I didn’t understand the film. It was about grown-ups kissing one another, and about an earthquake, and then a motor-car accident in which a woman who’d been kissed a lot was killed. The man who’d kissed her was married to another woman, and when the film ended he was sitting in a room with his wife, looking at her. She kept saying it was all right.
‘God, wasn’t that great?’ Father Parsloe said as we stood in the lavatory of the Pavilion, the kind of lavatory where you stand up, like I’d never been in before. ‘Wasn’t it a good story?’
All the way back to Montenotte I kept remembering it.
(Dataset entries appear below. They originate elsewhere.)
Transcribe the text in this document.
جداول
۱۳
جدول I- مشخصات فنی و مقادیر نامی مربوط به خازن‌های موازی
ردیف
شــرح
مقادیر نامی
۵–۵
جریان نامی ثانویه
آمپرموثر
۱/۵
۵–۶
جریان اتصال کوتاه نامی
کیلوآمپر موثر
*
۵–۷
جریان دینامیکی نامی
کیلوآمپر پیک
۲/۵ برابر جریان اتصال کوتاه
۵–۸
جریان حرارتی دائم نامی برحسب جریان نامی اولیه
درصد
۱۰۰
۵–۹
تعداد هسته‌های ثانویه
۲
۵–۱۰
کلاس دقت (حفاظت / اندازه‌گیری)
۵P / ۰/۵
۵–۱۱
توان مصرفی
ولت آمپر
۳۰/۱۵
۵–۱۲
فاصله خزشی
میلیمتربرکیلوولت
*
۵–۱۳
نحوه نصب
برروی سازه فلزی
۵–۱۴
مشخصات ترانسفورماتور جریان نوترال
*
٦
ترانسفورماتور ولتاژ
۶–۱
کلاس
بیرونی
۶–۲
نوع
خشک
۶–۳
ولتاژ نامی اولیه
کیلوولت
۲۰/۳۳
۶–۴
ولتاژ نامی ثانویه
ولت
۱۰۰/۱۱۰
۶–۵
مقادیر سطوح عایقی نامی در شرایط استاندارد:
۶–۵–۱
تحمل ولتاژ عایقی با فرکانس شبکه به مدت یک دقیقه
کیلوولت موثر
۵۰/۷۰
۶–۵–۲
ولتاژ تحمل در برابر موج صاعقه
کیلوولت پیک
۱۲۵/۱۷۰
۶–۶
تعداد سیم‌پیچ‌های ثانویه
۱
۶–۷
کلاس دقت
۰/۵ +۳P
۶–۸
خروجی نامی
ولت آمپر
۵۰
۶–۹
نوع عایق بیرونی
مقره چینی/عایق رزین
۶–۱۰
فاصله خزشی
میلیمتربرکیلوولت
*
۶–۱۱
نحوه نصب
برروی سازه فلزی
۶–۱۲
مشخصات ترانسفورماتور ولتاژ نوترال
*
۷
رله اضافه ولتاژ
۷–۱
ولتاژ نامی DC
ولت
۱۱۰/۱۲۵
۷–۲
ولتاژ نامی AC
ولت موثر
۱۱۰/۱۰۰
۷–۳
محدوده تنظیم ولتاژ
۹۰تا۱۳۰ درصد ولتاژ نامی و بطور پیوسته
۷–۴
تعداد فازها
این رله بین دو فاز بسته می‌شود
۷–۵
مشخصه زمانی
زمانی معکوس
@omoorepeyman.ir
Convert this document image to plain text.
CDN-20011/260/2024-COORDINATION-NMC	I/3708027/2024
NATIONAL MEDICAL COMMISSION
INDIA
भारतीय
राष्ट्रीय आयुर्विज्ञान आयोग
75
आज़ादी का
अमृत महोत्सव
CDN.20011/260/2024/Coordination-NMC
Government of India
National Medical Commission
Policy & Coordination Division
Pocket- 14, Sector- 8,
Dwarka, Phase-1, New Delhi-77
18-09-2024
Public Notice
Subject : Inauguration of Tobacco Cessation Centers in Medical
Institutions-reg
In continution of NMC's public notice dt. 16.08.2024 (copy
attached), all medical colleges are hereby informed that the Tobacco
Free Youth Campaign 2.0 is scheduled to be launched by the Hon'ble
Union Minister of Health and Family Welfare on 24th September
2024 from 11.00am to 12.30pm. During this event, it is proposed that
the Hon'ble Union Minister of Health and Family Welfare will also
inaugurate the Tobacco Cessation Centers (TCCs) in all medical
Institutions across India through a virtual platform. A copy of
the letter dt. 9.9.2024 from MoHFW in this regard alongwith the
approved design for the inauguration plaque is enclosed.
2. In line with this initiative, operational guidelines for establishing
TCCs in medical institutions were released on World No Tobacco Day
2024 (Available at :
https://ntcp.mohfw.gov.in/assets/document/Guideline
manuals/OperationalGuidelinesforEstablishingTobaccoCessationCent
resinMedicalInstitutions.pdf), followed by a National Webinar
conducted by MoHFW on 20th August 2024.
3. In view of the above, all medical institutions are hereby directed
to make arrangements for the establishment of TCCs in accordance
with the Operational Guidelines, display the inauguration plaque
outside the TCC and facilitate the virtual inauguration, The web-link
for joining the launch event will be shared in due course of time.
I kept seeing the face of the woman who’d been killed, and all the bodies lying on the streets after the earthquake, and the man at the end, sitting in a room with his wife. The swaying of the bus made me feel queasy because of the meringues and the orangeade, but I didn’t care.
‘Did you enjoy the afternoon?’ Father Parsloe asked, and I told him I’d never enjoyed anything better. I asked him if the pictures were always as good. He assured me they were.